For Jesus comes, like the doctor, to listen to us and to observe our symptoms. But he also comes to cure our disease; to heal and vivify. And what he prescribes is baptism. Or, to be more, precise, Christ himself is the cure. Today, Christ descends into the waters and dies alongside sinners. But he also rises out of the waters, and we, too, with him to a new life; the sinner becomes a beloved son or daughter of God. Hence when Jesus goes up from the water, St Matthew says that “the heavens were opened”, the Spirit descends, and a divine voice is heard (Mt 3:16f). So, too, in the sacrament of baptism we die with Christ and rise to new life in him; we are healed of sin and filled with the Spirit of God’s love; heaven is opened to us, and we hear this declaration said about each of us individually: “This is my beloved son, with whom I am well pleased”. Therefore, when Jesus comes to the Jordan and says “thus it is fitting to for us to fulfil all righteousness” (Mt 3:18), he is speaking of the righteousness he will bring about in us, in all peoples, through baptism and the other sacraments of his Church. 

So, although we’re not told explicitly to listen to Christ, in fact, if we’re attentive, there is something we’re being called to listen to today: Christ’s example. Because Christ’s baptism is a model for all peoples to follow. So vital and precious is baptism for the good of every person that Jesus, even though he was sinless, was baptised so that we, who are not sinless, might follow his example, and receive what we most need – God’s saving grace. Hence, in St John’s Gospel, Jesus says: “Unless one is born of water and the Spirit, he cannot enter the kingdom of God” (Jn 3:5). For baptism is the ordinary means by which Mankind is healed of the wound of original sin, and raised to the new life of grace with Christ; baptism opens up the heavens to all men and women. 

Thus today, the heavens are opened; today, sinners become children of God; today, Christ floods human souls with the light of his grace. So we who, in baptism, have been “called in righteousness” and “taken by the hand” by Christ (cf Isa 42:6) are now to become “a light to the nations”, Isaiah says.
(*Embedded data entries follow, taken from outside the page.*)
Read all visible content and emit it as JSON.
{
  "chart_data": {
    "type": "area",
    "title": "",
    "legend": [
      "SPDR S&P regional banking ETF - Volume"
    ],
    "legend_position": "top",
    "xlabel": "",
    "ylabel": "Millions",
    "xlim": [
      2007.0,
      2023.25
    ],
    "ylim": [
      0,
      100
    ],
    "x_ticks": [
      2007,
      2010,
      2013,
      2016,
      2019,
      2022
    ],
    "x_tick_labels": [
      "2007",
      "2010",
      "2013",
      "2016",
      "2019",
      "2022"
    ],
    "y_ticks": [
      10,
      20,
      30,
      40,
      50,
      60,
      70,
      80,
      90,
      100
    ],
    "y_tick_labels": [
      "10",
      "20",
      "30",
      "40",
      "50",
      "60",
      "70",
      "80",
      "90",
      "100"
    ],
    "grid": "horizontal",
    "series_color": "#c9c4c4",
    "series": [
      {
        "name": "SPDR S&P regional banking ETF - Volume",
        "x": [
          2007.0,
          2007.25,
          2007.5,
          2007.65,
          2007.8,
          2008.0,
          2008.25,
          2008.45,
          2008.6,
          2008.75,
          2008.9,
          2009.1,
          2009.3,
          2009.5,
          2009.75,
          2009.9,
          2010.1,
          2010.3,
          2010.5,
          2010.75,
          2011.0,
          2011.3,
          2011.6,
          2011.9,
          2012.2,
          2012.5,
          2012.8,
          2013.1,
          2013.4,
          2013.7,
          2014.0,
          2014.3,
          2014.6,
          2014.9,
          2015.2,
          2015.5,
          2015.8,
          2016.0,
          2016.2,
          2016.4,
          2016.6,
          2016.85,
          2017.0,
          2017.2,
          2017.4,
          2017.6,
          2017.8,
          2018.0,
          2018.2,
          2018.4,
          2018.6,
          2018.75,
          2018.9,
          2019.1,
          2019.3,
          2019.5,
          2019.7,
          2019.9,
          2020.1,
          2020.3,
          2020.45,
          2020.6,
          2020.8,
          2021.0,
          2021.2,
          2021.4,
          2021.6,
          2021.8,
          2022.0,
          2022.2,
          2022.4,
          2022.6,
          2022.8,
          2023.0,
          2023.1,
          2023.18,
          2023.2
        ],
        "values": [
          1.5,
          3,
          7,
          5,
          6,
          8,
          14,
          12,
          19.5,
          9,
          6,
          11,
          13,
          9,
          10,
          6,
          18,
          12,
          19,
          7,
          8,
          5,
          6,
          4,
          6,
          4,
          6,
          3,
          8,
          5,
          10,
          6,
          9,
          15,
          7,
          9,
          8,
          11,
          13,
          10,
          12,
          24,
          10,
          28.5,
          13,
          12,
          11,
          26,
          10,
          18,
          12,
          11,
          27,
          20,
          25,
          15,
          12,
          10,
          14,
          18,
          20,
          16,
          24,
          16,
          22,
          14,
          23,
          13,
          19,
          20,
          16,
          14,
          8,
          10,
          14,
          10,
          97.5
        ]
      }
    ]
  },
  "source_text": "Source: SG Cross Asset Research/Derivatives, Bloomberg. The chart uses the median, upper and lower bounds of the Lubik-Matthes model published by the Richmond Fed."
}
For we are called today, as fellow sons and daughters of God with Christ, “to open the eyes of the blind, to bring out prisoners from the dungeon [and] darkness” (Isa 42:6f). Which is why at the end of St Matthew’s Gospel, Jesus gives each of us, his disciples, this command. “Go therefore, and make disciples of all nations, baptizing them in the name of the Father and of the Son and of the Holy Spirit” (Mt 28:19). 

For he has come to listen to us and heard our cries; he knows humanity’s deepest need. So, therefore, let us listen to him.